[Effects of hydrogen rich water on the expression of Nrf 2 and the oxidative stress in rats with traumatic brain injury].
Zhonghua Wei Zhong Bing Ji Jiu Yi Xue. 2015 Nov ;27(11):911-5. PMID: 27132459
OBJECTIVE: To investigate the effects of hydrogen rich water on the expression of nuclear factor erythroid 2-related factor 2 (Nrf2) and oxidative stress in rats with traumatic brain injury (TBI).
METHODS: Ninety healthy male Sprague-Dawley (SD) rats were randomly divided into sham operation group, TBI group and hydrogen rich water treatment group (HW group), with 30 rats in each group. TBI model was reproduced by the modified Feeney weight dropping method. The skulls of rats in sham operation group underwent only craniotomy without direct hit. The rats in HW group received brain injury by hitting after craniotomy, followed by injection of hydrogen rich water (5 mL/kg) intraperitoneally once a day for 5 days after successful reproduction of the model. The rats in sham operation group and TBI group were given an equal amount of normal saline in same manner. Six rats from each group were sacrificed at 6, 12, 24, 48 hours and 5 days after evaluating neurological severity scores (NSS). The brain tissue in injured ipsilateral cortex was harvested. The activity of catalase (CAT), glutathione peroxidase (GSH-Px), and content of malondialdehyde (MDA) were determined by spectrophotometry. The expressions of mRNA and nucleoprotein of Nrf2 were determined by quantitative real-time polymerase chain reaction (RT-qPCR) and Western Blot. The pathological changes were observed with microscopy after hematoxylin and cosin (HE) staining.

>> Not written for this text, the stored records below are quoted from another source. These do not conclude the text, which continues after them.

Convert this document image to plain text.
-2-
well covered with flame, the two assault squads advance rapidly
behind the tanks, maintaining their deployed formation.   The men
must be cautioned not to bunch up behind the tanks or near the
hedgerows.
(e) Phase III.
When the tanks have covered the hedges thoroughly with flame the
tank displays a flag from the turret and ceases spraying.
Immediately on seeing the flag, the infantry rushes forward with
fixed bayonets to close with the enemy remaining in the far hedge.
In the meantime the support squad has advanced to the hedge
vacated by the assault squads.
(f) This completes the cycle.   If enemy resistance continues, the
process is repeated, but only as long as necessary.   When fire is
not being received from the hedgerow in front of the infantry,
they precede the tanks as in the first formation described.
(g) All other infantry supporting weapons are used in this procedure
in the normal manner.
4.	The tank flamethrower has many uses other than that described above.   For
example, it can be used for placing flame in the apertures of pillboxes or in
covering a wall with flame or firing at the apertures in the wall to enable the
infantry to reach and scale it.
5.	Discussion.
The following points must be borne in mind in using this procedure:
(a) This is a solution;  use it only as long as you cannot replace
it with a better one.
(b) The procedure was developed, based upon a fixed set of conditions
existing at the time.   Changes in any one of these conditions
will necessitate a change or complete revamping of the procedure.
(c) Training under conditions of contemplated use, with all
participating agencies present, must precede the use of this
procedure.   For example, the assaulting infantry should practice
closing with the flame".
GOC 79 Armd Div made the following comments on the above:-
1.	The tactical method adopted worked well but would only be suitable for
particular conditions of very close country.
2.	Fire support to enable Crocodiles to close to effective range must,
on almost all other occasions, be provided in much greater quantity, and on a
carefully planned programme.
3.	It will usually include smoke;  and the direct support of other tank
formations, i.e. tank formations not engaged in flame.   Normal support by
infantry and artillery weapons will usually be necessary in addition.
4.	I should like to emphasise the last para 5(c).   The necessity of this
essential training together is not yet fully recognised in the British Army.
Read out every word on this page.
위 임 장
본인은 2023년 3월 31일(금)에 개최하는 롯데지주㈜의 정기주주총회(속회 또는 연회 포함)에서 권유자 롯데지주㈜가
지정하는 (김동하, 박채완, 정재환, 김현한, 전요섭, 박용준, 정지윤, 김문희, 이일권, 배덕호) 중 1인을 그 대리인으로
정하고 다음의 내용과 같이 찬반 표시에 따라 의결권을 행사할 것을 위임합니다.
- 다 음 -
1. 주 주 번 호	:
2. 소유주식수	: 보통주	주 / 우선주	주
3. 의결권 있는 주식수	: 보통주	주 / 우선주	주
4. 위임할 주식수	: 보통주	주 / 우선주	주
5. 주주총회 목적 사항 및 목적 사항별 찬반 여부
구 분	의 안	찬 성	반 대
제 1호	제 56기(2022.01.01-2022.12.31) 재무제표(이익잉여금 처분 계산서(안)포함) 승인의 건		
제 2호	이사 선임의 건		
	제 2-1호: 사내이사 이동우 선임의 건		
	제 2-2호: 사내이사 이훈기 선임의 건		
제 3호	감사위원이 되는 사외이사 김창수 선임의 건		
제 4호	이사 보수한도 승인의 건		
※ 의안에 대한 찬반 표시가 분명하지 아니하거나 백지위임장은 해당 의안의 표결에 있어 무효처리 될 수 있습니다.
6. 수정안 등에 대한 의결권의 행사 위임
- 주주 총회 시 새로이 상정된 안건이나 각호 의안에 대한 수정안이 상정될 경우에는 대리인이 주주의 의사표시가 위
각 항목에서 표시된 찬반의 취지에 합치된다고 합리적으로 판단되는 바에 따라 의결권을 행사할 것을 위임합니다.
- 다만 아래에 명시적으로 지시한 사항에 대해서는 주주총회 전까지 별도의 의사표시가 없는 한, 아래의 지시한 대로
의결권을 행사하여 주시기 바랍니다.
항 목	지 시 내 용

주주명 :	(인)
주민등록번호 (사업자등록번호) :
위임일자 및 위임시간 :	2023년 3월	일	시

RESULTS: (1) NSS score: compared with TBI group, NSS in HW group at 12, 24, 48 hours and 5 days were significantly decreased (12 hours: 9.83± 2.32 vs. 13.17 ± 2.71, 24 hours: 9.83 ± 2.79 vs. 13.50 ± 2.43, 48 hours: 7.50 ± 2.07 vs. 11.83 ± 2.14, 5 days: 5.50 ± 1.87 vs. 10.50 ± 2.43, all P<0.05). (2) Compared with sham operation group, the activity of GSH-Px and CAT in TBI group were markedly declined after operation, while the MDA content was elevated significantly, especially at 24 hours [CAT (kU/g): 1.080± 0.312 vs. 3.571 ± 0.758, GSH-Px (kU/g): 9.195 ± 3.173 vs. 32.385 ± 10.619; MDA (µmol/g): 12.282 ± 2.896 vs. 4.349 ± 1.511, all P<0.01]. Compared with TBI group, the parameters in HW group were improved, and they were similar as sham operation group. (3) RT-qPCR: no significant difference was found in the expression of Nrf2 mRNA at each time point in three groups. (4) Western Blot: the expression of Nrf2 nucleoprotein (gray value) in TBI group was apparently higher than that in sham operation group, and peaked at 24 hours (0.703± 0.262 vs. 0.238 ± 0.120, P<0.05), and the expression in HW group was obviously higher than that in TBI group, especially at 24 hours (1.110± 0.372 vs. 0.703 ± 0.262, P<0.05). (5) HE staining: the brain structure in sham operation group was found to be intact. However, there were different degrees of pathological changes at each time in TBI group, especially at 24 hours. The pathological damage of brain tissue in HW group was significantly milder.
CONCLUSIONS: Hydrogen rich water can up-regulate the expression of Nrf2, and reduce oxidative damage of traumatic brain injury in rats. Nrf2 can up-regulate the expression of its downstream antioxidant enzymes, which may be the mechanism of the upregulation expression of Nrf2 in the study.